To cater for this, we suggest setting up wide-screen TVs or TVs with live coverage in appropriate areas (although not in those handling sensitive applications or on the shop floor). A separate room, maybe a conference room in offices, dining halls or a communal room would be ideal. Staff can apply in advance if they wish to watch specific events, while for those events the Chinese national team are doing well in it affords the ability for all staff to get together under the company premises and cheer on their local heroes. It is the Chinese Olympics – it would be churlish to deny your Chinese staff the ability to watch them.
A log can be taken to ensure this facility is not abused – in our experience, Chinese staff will not abuse such systems when they are in place. For the finals of events that feature China, the entire workforce may want to watch – but far better they do this under the watchful eye of your management and the benevolence of your company than de-motivate them by denying the opportunity.
Company banners and promotional items
Staff would appreciate the gesture of having uniform sets of t-shirts, polo shirts or caps to wear – emblazoned with both your company logo and that of the Olympic Rings (but not the official Beijing Olympics logo, that is copyright protected) and the slogan “Beijing / China Olympics 2008.” It is a nice touch to present such gifts to your staff and with your own logo added will add to a sense of corporate camaraderie during the games. Likewise for other Olympics promotional material such as posters and flags, and maybe posters of some of the participating Chinese stars. There’s nothing wrong with decorating your workplace in Olympics memorabilia during the event and no rule book that says you can’t. It all adds up to a good workforce environment for your staff and shows your company is also participating.
A latest results table can be posted on your staff canteen or dining area each morning, with a schedule of the forthcoming days events to keep your staff abreast of the latest news and up to date with whose winning and losing. Otherwise, they’ll just spend their time searching for it online during your work time.
Curbing excessive foreign and local patriotism
I recall watching the Olympics live in a bar several years ago in Shenzhen. A group of American expatriates began chanting “USA! USA!” when their team appeared. While friendly banter is part and parcel of the games, excessive use of patriotic chanting can have negative effects. On that occasion, the USA chants were met with a loud chorus of booing for the American team when they appeared on TV. This would not have happened if the “USA!” chants had not appeared so aggressive. The Chinese generally are quite reserved and not given usually to overly aggressive bursts of chanting or booing. An over the top foreign aggressiveness demonstrating excessive patriotism could backfire. Expatriate employees are guests in China, it would be wise to tone down nationalistic sentiments to avoid offending Chinese staff. Under these circumstances, common sense should prevail.

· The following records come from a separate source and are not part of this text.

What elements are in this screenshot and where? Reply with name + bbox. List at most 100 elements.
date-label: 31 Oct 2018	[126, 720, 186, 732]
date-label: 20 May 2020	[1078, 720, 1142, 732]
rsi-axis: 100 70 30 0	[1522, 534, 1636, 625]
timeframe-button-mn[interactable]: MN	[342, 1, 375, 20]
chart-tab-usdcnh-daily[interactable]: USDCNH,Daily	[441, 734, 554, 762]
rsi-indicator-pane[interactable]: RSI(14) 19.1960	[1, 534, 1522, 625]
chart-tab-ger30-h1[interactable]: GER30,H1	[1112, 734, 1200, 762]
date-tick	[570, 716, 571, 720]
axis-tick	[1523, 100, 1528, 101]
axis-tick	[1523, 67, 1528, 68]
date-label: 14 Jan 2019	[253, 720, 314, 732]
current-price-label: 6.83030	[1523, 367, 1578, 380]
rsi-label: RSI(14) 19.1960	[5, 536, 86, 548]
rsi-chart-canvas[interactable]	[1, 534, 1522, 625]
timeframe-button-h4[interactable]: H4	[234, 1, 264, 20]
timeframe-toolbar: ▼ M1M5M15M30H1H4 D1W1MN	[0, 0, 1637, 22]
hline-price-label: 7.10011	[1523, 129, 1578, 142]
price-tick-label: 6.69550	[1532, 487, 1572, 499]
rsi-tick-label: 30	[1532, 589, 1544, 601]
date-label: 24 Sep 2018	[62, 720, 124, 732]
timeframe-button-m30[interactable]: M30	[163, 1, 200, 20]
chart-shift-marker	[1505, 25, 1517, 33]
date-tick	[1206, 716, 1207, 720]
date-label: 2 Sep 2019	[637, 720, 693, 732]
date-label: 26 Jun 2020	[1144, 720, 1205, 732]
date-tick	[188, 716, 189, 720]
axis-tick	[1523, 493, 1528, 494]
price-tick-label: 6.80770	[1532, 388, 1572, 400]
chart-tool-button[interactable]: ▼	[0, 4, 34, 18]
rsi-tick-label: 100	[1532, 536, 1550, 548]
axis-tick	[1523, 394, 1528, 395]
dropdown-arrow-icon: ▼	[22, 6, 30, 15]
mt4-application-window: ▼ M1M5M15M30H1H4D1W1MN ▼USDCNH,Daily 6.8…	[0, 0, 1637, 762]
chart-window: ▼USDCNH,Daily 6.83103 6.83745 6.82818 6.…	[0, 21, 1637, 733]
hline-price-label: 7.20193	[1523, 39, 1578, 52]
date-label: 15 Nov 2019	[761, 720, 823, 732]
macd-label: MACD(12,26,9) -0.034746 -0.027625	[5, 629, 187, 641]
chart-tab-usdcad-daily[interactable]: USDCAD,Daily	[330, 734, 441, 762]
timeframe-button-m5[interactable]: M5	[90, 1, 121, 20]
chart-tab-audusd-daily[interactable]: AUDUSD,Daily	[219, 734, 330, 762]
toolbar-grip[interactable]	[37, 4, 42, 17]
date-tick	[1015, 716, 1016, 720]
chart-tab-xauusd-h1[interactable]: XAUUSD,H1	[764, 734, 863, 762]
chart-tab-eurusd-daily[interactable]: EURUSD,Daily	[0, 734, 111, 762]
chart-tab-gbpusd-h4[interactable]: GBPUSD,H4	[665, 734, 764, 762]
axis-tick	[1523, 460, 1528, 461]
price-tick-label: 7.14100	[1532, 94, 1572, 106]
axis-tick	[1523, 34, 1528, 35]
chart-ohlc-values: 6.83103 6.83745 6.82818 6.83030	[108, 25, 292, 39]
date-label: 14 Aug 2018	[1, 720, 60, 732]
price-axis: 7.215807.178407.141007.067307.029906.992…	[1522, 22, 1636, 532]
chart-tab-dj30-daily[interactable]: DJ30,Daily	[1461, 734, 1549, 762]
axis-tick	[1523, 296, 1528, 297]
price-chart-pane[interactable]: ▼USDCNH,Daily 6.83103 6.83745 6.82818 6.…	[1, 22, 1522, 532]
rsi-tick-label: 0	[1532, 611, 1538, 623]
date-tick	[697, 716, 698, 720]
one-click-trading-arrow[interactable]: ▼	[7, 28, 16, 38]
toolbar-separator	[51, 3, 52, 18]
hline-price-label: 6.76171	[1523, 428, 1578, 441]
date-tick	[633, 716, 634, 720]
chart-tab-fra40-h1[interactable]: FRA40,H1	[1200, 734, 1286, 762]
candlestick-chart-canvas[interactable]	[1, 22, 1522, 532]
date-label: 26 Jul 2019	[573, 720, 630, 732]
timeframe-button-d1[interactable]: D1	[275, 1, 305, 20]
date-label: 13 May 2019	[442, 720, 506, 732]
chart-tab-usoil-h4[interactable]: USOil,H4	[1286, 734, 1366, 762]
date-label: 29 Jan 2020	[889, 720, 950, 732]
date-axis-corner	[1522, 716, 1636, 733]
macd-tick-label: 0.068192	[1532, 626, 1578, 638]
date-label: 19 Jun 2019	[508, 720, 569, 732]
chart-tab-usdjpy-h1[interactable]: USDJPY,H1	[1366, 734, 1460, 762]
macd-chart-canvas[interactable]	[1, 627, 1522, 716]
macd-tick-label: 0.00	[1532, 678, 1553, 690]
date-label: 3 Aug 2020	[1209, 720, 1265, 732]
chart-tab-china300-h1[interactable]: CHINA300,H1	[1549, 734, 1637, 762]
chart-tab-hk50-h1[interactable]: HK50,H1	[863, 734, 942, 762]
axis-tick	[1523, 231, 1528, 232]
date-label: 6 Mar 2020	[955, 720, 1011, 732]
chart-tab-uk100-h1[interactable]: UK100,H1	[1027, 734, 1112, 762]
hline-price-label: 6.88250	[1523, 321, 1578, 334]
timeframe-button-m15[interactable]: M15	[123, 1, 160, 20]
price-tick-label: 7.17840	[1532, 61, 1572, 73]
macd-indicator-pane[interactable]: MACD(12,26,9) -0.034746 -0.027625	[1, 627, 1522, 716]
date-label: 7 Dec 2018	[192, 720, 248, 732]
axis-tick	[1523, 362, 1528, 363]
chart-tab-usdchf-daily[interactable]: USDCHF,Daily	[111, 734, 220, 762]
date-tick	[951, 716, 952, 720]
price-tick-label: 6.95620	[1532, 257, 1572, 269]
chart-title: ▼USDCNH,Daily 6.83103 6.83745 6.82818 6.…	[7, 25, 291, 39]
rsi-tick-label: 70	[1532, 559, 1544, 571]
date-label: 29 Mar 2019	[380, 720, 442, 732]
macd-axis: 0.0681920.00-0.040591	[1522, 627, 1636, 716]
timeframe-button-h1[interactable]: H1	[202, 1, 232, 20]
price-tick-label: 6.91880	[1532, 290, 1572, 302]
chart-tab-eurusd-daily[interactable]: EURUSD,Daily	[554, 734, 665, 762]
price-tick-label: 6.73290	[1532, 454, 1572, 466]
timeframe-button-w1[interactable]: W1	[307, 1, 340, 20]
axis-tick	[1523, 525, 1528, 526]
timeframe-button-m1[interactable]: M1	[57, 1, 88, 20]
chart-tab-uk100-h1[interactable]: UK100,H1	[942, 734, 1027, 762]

Expatriate staff wearing Chinese flags
During the Japan/Korea World Cup Finals, I sat in a bar in Shanghai and painted the Chinese flag on both my cheeks (I’m Scottish) and sat down to watch the games China were playing in. The local Chinese were amazed at such patriotism towards their own country – and I was asked many times why I wore the Chinese flag. “I live here too,” was the simple reply. “And I am happy to be in China.” I made a lot of Chinese friends during that tournament (even though the Chinese team fared dreadfully). It’s good for expatriate staff to join in the festivities of China events – you’ll be made to feel even more welcome and even more a part of the China Olympics experience.
These are just suggestions based on other sporting events I have seen or taken part in over the years in China. It’s up to employees to work out a policy for the appropriate managerial behavior towards Chinese staff during the Olympics and up to you how you want to participate. We hope these suggestions are of use and welcome others.